Important Terms To Know Before Budget 2019

INSUBCONTINENT EXCLUSIVE:
Union Budget is an annual financial statement of Government of India
It details its finances - where money comes from and where it goes - as well as estimates of amount of money required for various programmes
and services going forward
Each year, much awaited event is monitored closely for its possible impact on different sections of economy
From economists to analysts to tax experts to general public, all eyes remain on Budget announcements for any signs of changes in policy in
coming period. Budget documentsThis is a set of documents tabled in Parliament as part of Budget
They include Budget Speech, Annual Financial Statement, Demands for Grants (DG), Macro-Economic Framework and Fiscal Policy Strategy
Statements, Expenditure Budget, Receipts Budget and Expenditure Profile.Budget speechIt is speech delivered by finance minister in
Parliament to present Budget.Finance BillA government submits its proposals - in terms of imposition, abolition, remission, alteration or
regulation of taxes - to Parliament through this document. Financial statementThis document shows estimated receipts and expenditure of
Government of India for coming period in relation to year gone by
It also contains details on actual expenditure for year before past year
The financial statement has three parts: Consolidated Fund, Contingency Fund and Public Account.Capital budgetCapital budget consists of
capital receipts and payments, including investments in shares, loans and advances granted by Centre to states, government companies,
corporations and other parties
Capital receipts and capital payments together constitute capital budget. Capital receiptsCapital receipts comprise loans raised by
government from public - called market loans; borrowings from Reserve Bank of India (RBI) through sale of treasury bills; loans received
from foreign governments and bodies, and recoveries of loans granted by Centre to States, Union Territories and other parties. They also
include proceeds from disinvestment of government equity in public enterprises. Expenditure BudgetEstimates made with respect to amount of
money required for a scheme or programme are indicated in Expenditure Budget
These estimates are shown on a net basis in terms of revenue and capital in this section.Fiscal deficitIt is amount of money by which
government expenditure in a year exceeds government collections (receipts)

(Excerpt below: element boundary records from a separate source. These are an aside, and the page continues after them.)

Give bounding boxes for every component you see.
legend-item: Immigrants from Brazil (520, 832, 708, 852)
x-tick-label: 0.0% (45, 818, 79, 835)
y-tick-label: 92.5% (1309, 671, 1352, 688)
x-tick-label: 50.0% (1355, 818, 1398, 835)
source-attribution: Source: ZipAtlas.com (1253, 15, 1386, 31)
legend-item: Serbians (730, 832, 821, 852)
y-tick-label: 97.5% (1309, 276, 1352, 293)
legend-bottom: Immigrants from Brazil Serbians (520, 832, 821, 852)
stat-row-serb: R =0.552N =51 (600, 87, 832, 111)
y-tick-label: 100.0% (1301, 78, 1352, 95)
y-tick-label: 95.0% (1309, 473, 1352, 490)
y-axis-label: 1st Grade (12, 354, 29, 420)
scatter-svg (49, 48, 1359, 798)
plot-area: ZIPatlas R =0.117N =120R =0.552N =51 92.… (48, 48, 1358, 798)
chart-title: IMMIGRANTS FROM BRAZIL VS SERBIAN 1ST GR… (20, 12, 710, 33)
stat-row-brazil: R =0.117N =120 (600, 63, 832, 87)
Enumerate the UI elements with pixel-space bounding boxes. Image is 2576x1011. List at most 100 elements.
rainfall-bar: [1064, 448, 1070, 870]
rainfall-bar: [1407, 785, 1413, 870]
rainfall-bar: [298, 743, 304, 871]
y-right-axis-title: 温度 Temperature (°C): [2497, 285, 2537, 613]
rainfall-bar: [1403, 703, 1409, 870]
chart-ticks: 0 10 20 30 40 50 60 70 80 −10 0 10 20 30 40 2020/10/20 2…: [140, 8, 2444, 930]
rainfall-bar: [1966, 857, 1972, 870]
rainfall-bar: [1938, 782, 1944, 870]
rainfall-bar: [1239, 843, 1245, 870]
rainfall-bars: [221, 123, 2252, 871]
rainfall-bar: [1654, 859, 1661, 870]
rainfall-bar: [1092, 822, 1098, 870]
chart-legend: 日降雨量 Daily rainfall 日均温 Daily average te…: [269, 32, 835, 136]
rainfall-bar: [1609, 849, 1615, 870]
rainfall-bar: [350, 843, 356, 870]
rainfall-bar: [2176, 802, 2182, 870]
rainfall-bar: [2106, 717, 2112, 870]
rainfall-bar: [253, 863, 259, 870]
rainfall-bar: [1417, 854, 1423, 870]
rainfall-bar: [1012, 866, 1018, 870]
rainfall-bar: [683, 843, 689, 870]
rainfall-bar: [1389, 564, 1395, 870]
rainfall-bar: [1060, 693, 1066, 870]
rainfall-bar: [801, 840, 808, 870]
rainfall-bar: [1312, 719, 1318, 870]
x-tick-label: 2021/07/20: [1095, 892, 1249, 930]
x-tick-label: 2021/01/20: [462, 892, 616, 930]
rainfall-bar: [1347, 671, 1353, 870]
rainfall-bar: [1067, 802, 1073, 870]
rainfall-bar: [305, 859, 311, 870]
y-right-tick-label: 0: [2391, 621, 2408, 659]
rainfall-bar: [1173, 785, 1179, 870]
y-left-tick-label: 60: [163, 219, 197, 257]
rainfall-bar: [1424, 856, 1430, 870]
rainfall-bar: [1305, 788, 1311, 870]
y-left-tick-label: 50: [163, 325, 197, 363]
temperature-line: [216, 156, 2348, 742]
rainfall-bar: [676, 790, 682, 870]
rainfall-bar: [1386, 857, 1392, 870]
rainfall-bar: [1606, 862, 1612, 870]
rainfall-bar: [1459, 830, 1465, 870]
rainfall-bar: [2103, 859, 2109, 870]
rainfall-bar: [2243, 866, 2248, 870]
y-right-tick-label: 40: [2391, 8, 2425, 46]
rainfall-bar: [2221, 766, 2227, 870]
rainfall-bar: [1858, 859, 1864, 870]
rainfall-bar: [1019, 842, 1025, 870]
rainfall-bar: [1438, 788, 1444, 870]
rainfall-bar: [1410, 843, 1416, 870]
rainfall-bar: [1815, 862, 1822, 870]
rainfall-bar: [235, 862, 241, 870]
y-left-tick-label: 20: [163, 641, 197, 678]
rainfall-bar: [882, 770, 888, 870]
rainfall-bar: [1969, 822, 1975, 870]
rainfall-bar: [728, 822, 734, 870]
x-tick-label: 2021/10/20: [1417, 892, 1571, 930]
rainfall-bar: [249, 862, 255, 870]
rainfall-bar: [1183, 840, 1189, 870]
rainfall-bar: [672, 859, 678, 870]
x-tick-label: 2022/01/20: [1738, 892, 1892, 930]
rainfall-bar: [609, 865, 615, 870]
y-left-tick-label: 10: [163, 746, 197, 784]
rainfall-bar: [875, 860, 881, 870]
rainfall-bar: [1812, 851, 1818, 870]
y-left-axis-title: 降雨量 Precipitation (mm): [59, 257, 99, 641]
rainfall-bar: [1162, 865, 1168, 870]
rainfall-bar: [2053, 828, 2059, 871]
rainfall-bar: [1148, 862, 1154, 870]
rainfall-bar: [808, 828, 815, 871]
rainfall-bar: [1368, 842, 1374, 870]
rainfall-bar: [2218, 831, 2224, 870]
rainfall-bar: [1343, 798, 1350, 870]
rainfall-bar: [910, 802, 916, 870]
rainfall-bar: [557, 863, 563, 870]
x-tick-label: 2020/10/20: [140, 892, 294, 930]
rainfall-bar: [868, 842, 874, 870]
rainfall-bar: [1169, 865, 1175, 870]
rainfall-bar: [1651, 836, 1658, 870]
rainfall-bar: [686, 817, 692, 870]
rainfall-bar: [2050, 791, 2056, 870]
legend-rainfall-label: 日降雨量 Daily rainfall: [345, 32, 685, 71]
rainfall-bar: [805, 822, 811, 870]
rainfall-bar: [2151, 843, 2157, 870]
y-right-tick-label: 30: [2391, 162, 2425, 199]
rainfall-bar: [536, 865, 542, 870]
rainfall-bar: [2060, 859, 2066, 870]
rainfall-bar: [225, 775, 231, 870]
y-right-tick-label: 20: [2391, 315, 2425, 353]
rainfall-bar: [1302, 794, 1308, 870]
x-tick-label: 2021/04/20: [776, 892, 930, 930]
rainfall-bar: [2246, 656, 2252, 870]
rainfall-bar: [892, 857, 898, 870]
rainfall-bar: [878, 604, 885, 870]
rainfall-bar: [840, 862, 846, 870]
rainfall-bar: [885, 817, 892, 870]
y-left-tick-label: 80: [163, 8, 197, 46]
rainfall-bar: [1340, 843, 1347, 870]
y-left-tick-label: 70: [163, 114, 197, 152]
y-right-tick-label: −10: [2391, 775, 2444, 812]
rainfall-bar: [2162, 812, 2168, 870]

In other words, excess of total expenditure over total non-borrowed receipts is called fiscal deficit. To meet shortfall, government
borrows money from public.Fiscal policyFiscal policy is a change in government spending or taxing designed to influence economic activity
A government can moderate aggregate demand in economy by tweaking pattern and magnitude of budgetary surpluses and way they are
financed.Plan outlayIt is amount of money earmarked on projects, schemes and programmes announced in Plan
In other words, it indicates how much money is required to achieve certain goals mentioned in Plan. Balanced BudgetA Budget is said to be
balanced when receipts equal expenditure. Budget estimatesIt is projection of cost of a programme or goal prepared for budgeting and
planning purposes. Revenue budgetRevenue budget consists of revenue receipts and expenditure met from these revenues. Tax revenues
comprise proceeds of taxes and other duties levied by government. Revenue expenditureRevenue expenditure is expenditure which does not
result in creation of assets for government is treated as revenue expenditure.Revenue deficitA revenue deficit occurs when revenue
expenditure exceeds revenue receipts, and is determined as amount of money by which former exceeds latter.TAXES AND INTEREST RATESDirect
taxDirect taxes are taxes that are paid directly by individuals (income tax) and corporations (corporate tax) to government.Indirect
taxIndirect taxes, such as Goods and Services Tax, are paid to government indirectly by end-consumer.InflationThe rate of increase in price
In other words, it is pace at which prices of goods and services move higher. Monetary policy and repo rateIt comprises actions taken by
Reserve Bank of India (RBI) to regulate level of money or liquidity in economy, such as changes in key lending rates. It is key interest
rate at which central bank lends short-term funds to commercial banks against government securities.